Hills begins long climb back - Hills Department Stores

Discount Store News, Jan 21, 1991 by Laura Liebeck

Hills Begins Long Climb Back

CANTON, Mass. -- Hills Department Stores has embarked upon a new cost-cutting and store remodeling strategy designed to enhance its competitive position and improve profits.

Earlier this month, Hills said it will close 28 stores in seven states--half of them former Gold Circle units--by spring, lay off 3,000 workers, pay off $200 million of its enormous debt and initiate a store remodeling program.

The chain also said that it will take a non-cash charge of $125 million against fourth quarter earnings as a result of the restructuring that includes the 28 store closings.
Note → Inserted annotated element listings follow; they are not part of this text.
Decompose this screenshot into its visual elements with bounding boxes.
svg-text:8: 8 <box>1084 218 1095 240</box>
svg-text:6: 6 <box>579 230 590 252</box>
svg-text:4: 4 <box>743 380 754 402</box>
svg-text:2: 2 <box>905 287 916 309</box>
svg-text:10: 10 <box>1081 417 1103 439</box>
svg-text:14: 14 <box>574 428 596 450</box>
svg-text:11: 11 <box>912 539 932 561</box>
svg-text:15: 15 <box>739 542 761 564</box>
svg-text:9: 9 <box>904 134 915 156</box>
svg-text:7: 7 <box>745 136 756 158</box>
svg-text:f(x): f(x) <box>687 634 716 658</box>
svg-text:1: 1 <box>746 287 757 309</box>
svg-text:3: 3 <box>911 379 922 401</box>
Schottenstein & Co., Cincinnati, is handling the going-out-of-business sale at the 28 stores.

Hills retained Smith Barney, Harris Upham & Co. and The Argosy Group to serve as financial advisors and help raise additional capital. The discounter expects to offer a specific plan to restructure its balance sheet, debt included, by the end of the month. The plan should reveal how the company will raise another $75 million to $100 million.

Hills does not plan to file for Chapter 11 protection, said president John Brouillard, who replaced former president and chairman Steve Goldberger last month. "Chapter 11 is not in our vocabulary," he said.
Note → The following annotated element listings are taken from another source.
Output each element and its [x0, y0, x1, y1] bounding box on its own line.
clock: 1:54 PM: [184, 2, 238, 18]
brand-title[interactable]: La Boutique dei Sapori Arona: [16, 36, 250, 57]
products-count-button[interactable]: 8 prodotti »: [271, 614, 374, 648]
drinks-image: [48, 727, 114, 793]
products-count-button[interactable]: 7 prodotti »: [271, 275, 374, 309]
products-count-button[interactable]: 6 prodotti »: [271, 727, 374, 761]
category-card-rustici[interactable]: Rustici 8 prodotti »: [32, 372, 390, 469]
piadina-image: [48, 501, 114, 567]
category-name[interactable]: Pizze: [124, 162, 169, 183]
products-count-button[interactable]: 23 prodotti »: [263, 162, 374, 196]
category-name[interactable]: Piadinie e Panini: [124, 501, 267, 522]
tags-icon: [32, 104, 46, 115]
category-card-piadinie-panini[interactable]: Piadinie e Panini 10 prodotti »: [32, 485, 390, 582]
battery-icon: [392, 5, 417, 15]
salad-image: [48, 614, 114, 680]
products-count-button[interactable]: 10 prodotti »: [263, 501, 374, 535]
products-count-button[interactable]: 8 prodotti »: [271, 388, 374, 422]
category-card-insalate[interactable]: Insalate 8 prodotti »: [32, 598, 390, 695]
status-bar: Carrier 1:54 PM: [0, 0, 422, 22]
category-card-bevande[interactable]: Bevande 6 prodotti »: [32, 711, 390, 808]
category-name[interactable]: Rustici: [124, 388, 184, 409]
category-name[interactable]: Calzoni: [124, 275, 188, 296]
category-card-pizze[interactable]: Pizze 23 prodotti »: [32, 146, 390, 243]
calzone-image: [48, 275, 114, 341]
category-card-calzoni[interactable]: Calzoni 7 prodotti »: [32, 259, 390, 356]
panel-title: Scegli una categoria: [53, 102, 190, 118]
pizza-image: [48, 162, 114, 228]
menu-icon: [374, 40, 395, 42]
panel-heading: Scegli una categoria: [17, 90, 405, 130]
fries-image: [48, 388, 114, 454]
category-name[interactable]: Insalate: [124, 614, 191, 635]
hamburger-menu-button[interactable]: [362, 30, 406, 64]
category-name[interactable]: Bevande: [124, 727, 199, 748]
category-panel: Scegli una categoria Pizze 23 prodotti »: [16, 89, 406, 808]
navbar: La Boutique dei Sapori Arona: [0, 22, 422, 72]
Hills executives, led by Brouillard and Gene O'Donnell, senior vice president, merchandising, are now reviewing the chain's merchandise lines and store fixturing programs to develop a new store prototype that will emphasize company strengths and provide a fresh, new look for the 1990s. Store refurbishment, not expansion, will be the cornerstone of Hills' strategy for the coming years.
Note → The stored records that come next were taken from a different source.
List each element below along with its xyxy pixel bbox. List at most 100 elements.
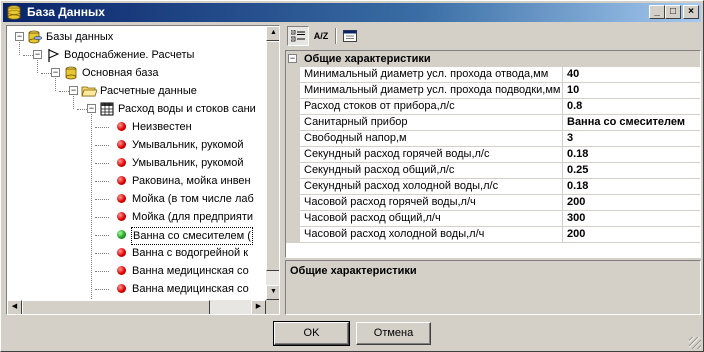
property-name: Свободный напор,м (300, 131, 563, 147)
tree-vertical-scrollbar[interactable]: ▲ ▼ (266, 26, 279, 300)
minimize-button[interactable]: _ (649, 5, 665, 19)
category-row[interactable]: − Общие характеристики (286, 51, 700, 67)
collapse-node-icon[interactable]: − (87, 104, 96, 113)
database-tree[interactable]: − Базы данных − Водоснабжение. Расчеты − Осно… (6, 25, 280, 315)
red-dot-icon (117, 140, 126, 149)
green-dot-icon (117, 230, 126, 239)
property-value[interactable]: 200 (563, 195, 700, 211)
property-value[interactable]: 10 (563, 83, 700, 99)
tree-connector (95, 199, 109, 200)
property-row[interactable]: Секундный расход холодной воды,л/с 0.18 (286, 179, 700, 195)
tree-node[interactable]: Раковина, мойка инвен (7, 172, 266, 190)
tree-node[interactable]: Умывальник, рукомой (7, 136, 266, 154)
tree-connector (95, 289, 109, 290)
tree-node-label: Умывальник, рукомой (132, 157, 244, 169)
tree-node[interactable]: Ванна медицинская со (7, 262, 266, 280)
property-row[interactable]: Санитарный прибор Ванна со смесителем (286, 115, 700, 131)
tree-node[interactable]: Неизвестен (7, 118, 266, 136)
property-name: Минимальный диаметр усл. прохода подводк… (300, 83, 563, 99)
tree-node[interactable]: Ванна медицинская со (7, 280, 266, 298)
property-value[interactable]: 40 (563, 67, 700, 83)
row-gutter (286, 179, 300, 195)
scroll-right-button[interactable]: ▶ (251, 300, 266, 314)
alphabetical-icon: A/Z (313, 31, 329, 41)
collapse-node-icon[interactable]: − (69, 86, 78, 95)
tree-node[interactable]: − Расчетные данные (7, 82, 266, 100)
tree-node[interactable]: Ванна с водогрейной к (7, 244, 266, 262)
property-name: Часовой расход холодной воды,л/ч (300, 227, 563, 243)
scroll-thumb-horizontal[interactable] (22, 300, 210, 314)
property-name: Секундный расход холодной воды,л/с (300, 179, 563, 195)
tree-node[interactable]: − Водоснабжение. Расчеты (7, 46, 266, 64)
close-button[interactable]: × (683, 5, 699, 19)
property-row[interactable]: Минимальный диаметр усл. прохода подводк… (286, 83, 700, 99)
tree-node[interactable]: Мойка (для предприяти (7, 208, 266, 226)
property-row[interactable]: Часовой расход общий,л/ч 300 (286, 211, 700, 227)
collapse-category-icon[interactable]: − (288, 54, 297, 63)
property-row[interactable]: Минимальный диаметр усл. прохода отвода,… (286, 67, 700, 83)
collapse-node-icon[interactable]: − (15, 32, 24, 41)
scroll-up-button[interactable]: ▲ (266, 26, 279, 41)
title-bar[interactable]: База Данных _ □ × (3, 3, 701, 22)
property-name: Часовой расход общий,л/ч (300, 211, 563, 227)
property-row[interactable]: Часовой расход горячей воды,л/ч 200 (286, 195, 700, 211)
property-value[interactable]: Ванна со смесителем (563, 115, 700, 131)
tree-node-label: Водоснабжение. Расчеты (64, 49, 195, 61)
property-value[interactable]: 200 (563, 227, 700, 243)
row-gutter (286, 99, 300, 115)
tree-node[interactable]: Мойка (в том числе лаб (7, 190, 266, 208)
toolbar-separator (335, 28, 337, 44)
flag-icon (45, 47, 61, 63)
collapse-node-icon[interactable]: − (51, 68, 60, 77)
tree-node[interactable]: − Расход воды и стоков сани (7, 100, 266, 118)
resize-grip[interactable] (689, 337, 701, 349)
tree-node-label: Ванна медицинская со (132, 265, 249, 277)
property-row[interactable]: Секундный расход общий,л/с 0.25 (286, 163, 700, 179)
property-name: Расход стоков от прибора,л/с (300, 99, 563, 115)
property-name: Секундный расход горячей воды,л/с (300, 147, 563, 163)
property-value[interactable]: 0.25 (563, 163, 700, 179)
property-value[interactable]: 0.8 (563, 99, 700, 115)
ok-button[interactable]: OK (273, 321, 350, 346)
alphabetical-button[interactable]: A/Z (310, 26, 332, 46)
red-dot-icon (117, 176, 126, 185)
property-value[interactable]: 0.18 (563, 179, 700, 195)
tree-node[interactable]: − Основная база (7, 64, 266, 82)
property-value[interactable]: 0.18 (563, 147, 700, 163)
tree-node[interactable]: − Базы данных (7, 28, 266, 46)
red-dot-icon (117, 284, 126, 293)
tree-node[interactable]: Умывальник, рукомой (7, 154, 266, 172)
scroll-left-button[interactable]: ◀ (7, 300, 22, 314)
categorized-button[interactable] (287, 26, 309, 46)
property-row[interactable]: Свободный напор,м 3 (286, 131, 700, 147)
tree-connector (95, 253, 109, 254)
tree-node-label: Ванна со смесителем ( (131, 227, 253, 245)
property-name: Санитарный прибор (300, 115, 563, 131)
property-row[interactable]: Часовой расход холодной воды,л/ч 200 (286, 227, 700, 243)
tree-guide-line (37, 60, 38, 73)
red-dot-icon (117, 248, 126, 257)
property-toolbar: A/Z (285, 25, 701, 47)
row-gutter (286, 83, 300, 99)
row-gutter (286, 147, 300, 163)
property-name: Секундный расход общий,л/с (300, 163, 563, 179)
red-dot-icon (117, 122, 126, 131)
collapse-node-icon[interactable]: − (33, 50, 42, 59)
tree-horizontal-scrollbar[interactable]: ◀ ▶ (7, 300, 266, 314)
property-value[interactable]: 300 (563, 211, 700, 227)
property-value[interactable]: 3 (563, 131, 700, 147)
property-grid[interactable]: − Общие характеристики Минимальный диаме… (285, 50, 701, 258)
cylinder-db-icon (63, 65, 79, 81)
property-row[interactable]: Расход стоков от прибора,л/с 0.8 (286, 99, 700, 115)
description-panel: Общие характеристики (285, 260, 701, 315)
table-icon (99, 101, 115, 117)
scroll-thumb[interactable] (266, 41, 279, 271)
cancel-button[interactable]: Отмена (356, 322, 431, 345)
maximize-button[interactable]: □ (665, 5, 681, 19)
row-gutter (286, 115, 300, 131)
property-row[interactable]: Секундный расход горячей воды,л/с 0.18 (286, 147, 700, 163)
property-pages-button[interactable] (339, 26, 361, 46)
scroll-down-button[interactable]: ▼ (266, 285, 279, 300)
property-name: Часовой расход горячей воды,л/ч (300, 195, 563, 211)
tree-node[interactable]: Ванна со смесителем ( (7, 226, 266, 245)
The new prototype model should be completed this spring and elements of it will debut in a few units this summer, said Brouillard and O'Donnell, in a conference call interview with DSN. The renovated units are expected to cost between $400,000 and $500,000 to complete. After the initial stores open, Hills will renovate at the rate of 30 units a year, they said.

Some new features expected in the prototype will be fixturing in apparel, enhanced selections in domestics and jewelry and better use of the cube space. Brouillard said a 10% sales increase at the remodeled units is "achievable."

Currently, the chain is looking at cutting unnecessary costs and paying off debt. Brouillard said his goal is to slice $200 million from Hills' debt load this year and achieve a 2 to 1 cash flow to interest expense ratio by the end of spring.

Hills will realize a $10 million cost savings as a result of the store closings plus another $10 million annually in overhead costs associated with operating the stores.

Cash flow, which includes about $50 million in annual depreciation and amortization, remains strong, the company said. On Dec. 31, 1990, the discounter made its scheduled $43 million principal payment to bondholders of its senior notes, showing that the chain was liquid during the crucial fourth quarter when retailers are supposed to have cash.

Prior to this, Hills said it revised its lending agreement with its bank group.

The crucial Christmas season proved a fairly good one for Hills, particularly in girls' and ladies' apparel, electronics, toys, housewares, H&BA, candy and domestics. The chain said that sales for the four-week December period, ended Dec. 29, 1990, rose 6.6% to $315.5 million over the same time in 1989. Same store sales for December rose 5.7%. Sales for 47 weeks, ended Dec. 29, were up 4.8% to $2.047 billion. Same store sales rose 2.2%.

Hills expects to post an operating profit of somewhat under $100 million this year on sales of between $2.1 billion to $2.2 billion from 214 units. The company reported a net loss of $36.1 million through the first nine months, ended Nov. 3, 1990. Next year, Brouillard projects annual sales will be between $1.8 billion and $1.9 billion from 186 stores. He declined to project operating profit or net income.

In 1989, Hills recorded sales of $2.07 billion. Operating profit was $108.1 million and net income totaled $5.6 million.

The 28 store closings, located in New York state and Ohio, will mean that Hills is vacating Rochester, N.Y., and Columbus, Ohio, markets. Hills will maintain stores on the outskirts of Columbus, however.

All of the units, 15 of them former Gold Circle units, are being closed because of poor performance. The units were not meeting sales and profit objectives, said O'Donnell, who characterized the acquisition of some of Gold Circle units as "a mistake."

O'Donnell and Brouillard noted that as an upscale discounter Gold Circle was located in more affluent areas than a typical Hills and that customers were accustomed to using credit cards and waiting for ad circulars, both elements absent from Hills' traditional operation. The changeover to the Hills format was perceived by customers as a downgrading of the units, and did not provide a "conducive shopping experience" for Gold Circle customers, said McDonnell.

"We have not progressed as much as we should have in updating our fixturing," he added.